Guest Column: Air service: vision, old-fashioned hard work

Something happened last week in Rockford that was unique. A combined effort by individual, concerned citizens, community spirited businesses and a bi-partisan effort by elected officials resulted in airline service returning to the city. This happened during the biggest downturn in history for the airline industry, at an airport that has a very poor track record for retaining air passenger service. Why did this happen? The answer is vision and good old-fashioned hard work. Spearheaded by Bob O’Brien and the Airport Board of Commissioners, enthusiasm that hasn’t been seen in Rockford in a long time emerged.
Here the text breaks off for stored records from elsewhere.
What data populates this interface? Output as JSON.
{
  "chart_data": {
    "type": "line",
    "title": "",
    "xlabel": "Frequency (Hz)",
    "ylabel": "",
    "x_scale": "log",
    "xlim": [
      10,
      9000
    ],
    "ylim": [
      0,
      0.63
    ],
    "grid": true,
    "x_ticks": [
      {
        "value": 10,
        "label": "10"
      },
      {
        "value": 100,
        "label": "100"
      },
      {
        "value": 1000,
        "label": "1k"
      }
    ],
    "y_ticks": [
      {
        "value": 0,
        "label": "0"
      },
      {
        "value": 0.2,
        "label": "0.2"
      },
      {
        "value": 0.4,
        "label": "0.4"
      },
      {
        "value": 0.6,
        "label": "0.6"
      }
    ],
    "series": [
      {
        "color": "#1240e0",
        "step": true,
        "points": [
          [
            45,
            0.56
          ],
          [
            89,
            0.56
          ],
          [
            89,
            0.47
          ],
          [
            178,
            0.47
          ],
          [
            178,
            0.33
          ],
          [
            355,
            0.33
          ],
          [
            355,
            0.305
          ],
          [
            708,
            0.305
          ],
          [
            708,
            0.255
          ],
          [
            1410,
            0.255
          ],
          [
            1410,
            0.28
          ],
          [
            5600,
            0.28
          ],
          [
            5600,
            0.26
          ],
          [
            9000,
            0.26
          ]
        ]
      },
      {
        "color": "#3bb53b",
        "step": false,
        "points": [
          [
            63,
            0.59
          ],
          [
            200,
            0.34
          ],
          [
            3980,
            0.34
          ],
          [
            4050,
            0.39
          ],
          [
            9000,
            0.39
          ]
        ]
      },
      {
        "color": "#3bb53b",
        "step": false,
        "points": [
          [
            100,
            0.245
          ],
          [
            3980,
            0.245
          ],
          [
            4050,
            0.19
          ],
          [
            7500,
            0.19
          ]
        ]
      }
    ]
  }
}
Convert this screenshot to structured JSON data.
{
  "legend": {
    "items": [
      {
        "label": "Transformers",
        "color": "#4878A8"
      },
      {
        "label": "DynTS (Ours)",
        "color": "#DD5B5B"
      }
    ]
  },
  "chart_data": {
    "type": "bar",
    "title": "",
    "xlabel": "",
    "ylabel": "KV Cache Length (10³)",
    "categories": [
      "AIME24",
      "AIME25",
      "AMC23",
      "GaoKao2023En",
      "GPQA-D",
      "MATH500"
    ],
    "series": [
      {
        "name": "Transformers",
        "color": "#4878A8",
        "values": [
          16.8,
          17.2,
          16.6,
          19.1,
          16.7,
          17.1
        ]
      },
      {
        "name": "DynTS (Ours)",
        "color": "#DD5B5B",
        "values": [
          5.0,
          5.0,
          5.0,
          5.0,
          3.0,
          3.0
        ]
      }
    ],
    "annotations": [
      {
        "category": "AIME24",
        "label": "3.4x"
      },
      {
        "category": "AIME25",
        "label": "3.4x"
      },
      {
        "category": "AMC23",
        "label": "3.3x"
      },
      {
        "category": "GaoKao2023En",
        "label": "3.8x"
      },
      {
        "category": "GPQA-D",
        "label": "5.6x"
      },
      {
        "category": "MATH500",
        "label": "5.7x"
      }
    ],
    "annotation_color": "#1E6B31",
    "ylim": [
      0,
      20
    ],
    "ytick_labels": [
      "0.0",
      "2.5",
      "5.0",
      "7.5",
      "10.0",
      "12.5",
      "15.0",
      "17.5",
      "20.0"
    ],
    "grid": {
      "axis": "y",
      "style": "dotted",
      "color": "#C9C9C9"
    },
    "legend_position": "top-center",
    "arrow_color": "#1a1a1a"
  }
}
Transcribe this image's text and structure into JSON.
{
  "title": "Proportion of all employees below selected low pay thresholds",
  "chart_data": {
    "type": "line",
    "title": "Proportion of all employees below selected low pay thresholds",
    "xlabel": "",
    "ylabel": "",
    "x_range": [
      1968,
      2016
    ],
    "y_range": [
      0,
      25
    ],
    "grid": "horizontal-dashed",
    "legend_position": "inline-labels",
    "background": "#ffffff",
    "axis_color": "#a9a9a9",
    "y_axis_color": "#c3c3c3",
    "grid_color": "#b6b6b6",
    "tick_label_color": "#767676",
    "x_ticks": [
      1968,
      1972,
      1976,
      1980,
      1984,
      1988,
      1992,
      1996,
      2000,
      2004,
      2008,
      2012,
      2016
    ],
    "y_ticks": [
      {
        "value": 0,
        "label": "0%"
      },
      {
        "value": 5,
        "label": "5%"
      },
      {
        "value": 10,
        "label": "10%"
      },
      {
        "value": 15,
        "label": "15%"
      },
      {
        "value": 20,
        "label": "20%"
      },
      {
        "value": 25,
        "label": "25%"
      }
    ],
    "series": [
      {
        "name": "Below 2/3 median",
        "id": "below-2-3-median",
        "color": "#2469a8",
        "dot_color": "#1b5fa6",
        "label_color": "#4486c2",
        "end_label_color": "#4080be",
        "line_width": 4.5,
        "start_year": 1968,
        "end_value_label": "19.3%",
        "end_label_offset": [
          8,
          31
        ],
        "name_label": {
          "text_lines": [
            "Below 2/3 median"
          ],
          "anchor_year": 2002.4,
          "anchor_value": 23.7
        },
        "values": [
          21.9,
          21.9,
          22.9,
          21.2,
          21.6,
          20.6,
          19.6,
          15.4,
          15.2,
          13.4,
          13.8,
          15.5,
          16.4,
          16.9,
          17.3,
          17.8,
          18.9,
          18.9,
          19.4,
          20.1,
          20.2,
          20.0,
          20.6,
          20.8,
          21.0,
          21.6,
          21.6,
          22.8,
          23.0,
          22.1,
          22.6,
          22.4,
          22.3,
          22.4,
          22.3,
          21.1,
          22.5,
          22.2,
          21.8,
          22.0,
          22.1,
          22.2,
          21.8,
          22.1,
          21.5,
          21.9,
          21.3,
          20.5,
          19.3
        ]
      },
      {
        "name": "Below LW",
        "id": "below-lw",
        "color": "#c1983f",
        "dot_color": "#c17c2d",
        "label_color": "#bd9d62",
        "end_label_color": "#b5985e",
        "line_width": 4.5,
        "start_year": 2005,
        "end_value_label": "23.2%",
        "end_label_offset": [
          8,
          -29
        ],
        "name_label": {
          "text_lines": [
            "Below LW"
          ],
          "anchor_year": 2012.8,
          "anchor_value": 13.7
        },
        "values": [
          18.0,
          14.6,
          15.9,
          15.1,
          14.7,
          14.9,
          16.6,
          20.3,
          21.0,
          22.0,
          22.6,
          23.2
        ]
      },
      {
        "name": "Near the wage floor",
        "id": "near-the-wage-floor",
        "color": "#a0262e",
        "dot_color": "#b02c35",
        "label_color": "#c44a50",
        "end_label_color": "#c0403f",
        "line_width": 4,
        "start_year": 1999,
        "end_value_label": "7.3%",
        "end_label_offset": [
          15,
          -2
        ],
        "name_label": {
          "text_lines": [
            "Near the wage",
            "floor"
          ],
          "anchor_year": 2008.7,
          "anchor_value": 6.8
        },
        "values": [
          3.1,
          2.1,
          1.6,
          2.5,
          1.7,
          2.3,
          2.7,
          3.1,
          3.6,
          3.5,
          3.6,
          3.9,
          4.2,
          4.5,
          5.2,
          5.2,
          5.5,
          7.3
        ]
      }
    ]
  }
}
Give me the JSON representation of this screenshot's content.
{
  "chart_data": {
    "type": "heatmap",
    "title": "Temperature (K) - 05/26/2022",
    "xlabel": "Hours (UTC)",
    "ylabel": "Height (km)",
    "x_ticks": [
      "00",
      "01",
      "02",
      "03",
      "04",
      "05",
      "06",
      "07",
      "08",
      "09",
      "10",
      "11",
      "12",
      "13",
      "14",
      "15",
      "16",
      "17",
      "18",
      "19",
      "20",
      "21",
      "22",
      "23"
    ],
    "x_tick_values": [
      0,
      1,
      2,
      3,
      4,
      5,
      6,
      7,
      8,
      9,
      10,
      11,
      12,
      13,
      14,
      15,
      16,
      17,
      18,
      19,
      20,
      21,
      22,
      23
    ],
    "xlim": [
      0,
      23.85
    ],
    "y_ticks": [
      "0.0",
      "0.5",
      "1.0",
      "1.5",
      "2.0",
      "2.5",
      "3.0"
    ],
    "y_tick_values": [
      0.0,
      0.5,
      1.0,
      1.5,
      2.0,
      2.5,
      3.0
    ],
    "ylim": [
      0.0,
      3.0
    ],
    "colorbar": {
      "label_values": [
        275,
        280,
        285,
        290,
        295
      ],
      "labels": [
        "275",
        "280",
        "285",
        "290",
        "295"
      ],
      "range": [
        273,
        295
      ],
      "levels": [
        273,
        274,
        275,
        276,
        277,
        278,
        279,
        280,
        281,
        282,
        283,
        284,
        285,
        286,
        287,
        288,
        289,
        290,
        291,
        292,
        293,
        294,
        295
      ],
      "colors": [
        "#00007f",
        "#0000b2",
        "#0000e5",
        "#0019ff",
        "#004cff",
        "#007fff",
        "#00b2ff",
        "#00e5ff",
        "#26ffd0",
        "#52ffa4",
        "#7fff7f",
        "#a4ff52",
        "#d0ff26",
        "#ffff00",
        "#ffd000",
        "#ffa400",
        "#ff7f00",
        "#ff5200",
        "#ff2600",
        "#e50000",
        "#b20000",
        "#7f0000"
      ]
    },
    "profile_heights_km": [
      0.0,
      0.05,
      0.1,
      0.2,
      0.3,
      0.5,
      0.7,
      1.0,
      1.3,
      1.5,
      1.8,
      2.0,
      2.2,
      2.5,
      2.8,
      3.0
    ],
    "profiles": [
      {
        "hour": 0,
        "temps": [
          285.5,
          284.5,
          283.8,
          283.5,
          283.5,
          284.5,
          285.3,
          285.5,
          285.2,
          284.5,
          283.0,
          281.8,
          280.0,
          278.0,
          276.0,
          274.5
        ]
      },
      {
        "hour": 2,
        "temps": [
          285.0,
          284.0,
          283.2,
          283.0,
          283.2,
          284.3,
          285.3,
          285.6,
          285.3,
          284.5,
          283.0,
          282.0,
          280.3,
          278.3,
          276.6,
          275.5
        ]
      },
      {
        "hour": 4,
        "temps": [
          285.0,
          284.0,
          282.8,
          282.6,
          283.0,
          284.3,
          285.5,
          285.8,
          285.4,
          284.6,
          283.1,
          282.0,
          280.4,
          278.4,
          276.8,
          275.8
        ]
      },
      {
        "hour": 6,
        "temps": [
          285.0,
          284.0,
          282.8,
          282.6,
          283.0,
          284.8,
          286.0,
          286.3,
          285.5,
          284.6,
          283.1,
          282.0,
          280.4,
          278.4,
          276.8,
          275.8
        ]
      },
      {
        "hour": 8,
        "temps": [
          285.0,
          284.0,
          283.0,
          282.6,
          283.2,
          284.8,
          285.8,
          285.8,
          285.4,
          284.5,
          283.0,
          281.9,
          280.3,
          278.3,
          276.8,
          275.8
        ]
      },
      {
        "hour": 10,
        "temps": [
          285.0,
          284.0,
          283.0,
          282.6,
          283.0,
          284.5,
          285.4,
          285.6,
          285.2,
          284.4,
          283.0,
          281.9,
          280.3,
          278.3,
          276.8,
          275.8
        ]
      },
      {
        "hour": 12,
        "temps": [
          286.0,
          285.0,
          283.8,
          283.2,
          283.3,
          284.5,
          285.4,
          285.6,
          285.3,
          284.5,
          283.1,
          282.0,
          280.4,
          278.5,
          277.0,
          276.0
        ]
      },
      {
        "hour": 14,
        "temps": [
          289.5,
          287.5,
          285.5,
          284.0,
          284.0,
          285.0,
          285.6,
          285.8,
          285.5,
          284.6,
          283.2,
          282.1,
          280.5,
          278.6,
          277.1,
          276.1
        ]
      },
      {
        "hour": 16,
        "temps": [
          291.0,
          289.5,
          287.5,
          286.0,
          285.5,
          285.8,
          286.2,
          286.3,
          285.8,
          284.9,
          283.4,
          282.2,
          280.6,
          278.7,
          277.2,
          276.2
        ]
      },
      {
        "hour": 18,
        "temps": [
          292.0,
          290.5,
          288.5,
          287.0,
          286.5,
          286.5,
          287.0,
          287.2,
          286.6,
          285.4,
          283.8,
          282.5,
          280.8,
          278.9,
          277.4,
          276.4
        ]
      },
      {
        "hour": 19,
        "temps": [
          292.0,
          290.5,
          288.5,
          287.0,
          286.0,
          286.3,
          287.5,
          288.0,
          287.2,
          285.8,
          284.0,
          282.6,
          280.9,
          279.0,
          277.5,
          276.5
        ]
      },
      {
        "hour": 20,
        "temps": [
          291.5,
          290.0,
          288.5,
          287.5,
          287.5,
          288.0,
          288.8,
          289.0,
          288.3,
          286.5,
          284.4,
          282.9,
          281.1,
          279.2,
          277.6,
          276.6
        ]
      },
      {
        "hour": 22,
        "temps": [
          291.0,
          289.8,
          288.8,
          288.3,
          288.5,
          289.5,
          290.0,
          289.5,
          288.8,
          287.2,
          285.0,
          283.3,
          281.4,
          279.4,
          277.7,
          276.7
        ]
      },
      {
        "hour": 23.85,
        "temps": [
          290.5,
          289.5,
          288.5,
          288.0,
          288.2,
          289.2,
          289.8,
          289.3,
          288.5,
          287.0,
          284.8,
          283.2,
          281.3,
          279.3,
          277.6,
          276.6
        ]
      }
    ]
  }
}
Now the challenge becomes how we recreate this for the whole region.

Due to a collection of various circumstances and causes, Rockfordians have become accustomed to the mediocre. However, what Bob and the airport board showed the community was that we don’t have to settle for less than the best. Now the challenge becomes to channel this enthusiasm into other needed areas in the community. The downtown has suffered from a lack of enthusiasm for decades. The River District and a handful of business owners who have seen the potential and have made vast strides in trying to revive the city’s heart. However, major meaningful changes will not occur until the community as a whole, and especially our elected officials, see the need to make it happen. Rockford was founded in the downtown area, and until the 1970s, it was the symbol of Rockford. Now we have a vast sprawl of box stores cluttering our east side, with roadways that have become congested and littered with stoplights every 500 yards. Is this the heart of Rockford?

I challenge the community, businesses and our elected leaders to take a look at the downtown. If a convention center is to be built, it must be built downtown. If it isn’t, the MetroCentre, the Coronado and every other venue in the downtown will die a slow, lingering death.

We had the opportunity 40 years ago to bring people into the downtown via I-90; however the city didn’t want the negative influence of Chicago driving through the heart of the city, so the road was built far to the east. Had I-90 passed 15 miles farther west, we wouldn’t be discussing this issue now. We now have an opportunity to start the rebirth process, if we are willing to take the model that the airport has created. Involve the citizens, involve the businesses, think out of the box and stand on the roofs of gas stations to make your point if you have to. Channel the enthusiasm before it’s gone. Remember the quote by Robert F. Kennedy, “Some men see things as they are and say why? I dream of things that never were and say, why not?”

David Lindberg is chairman of the Greater Rockford Transportation Coalition.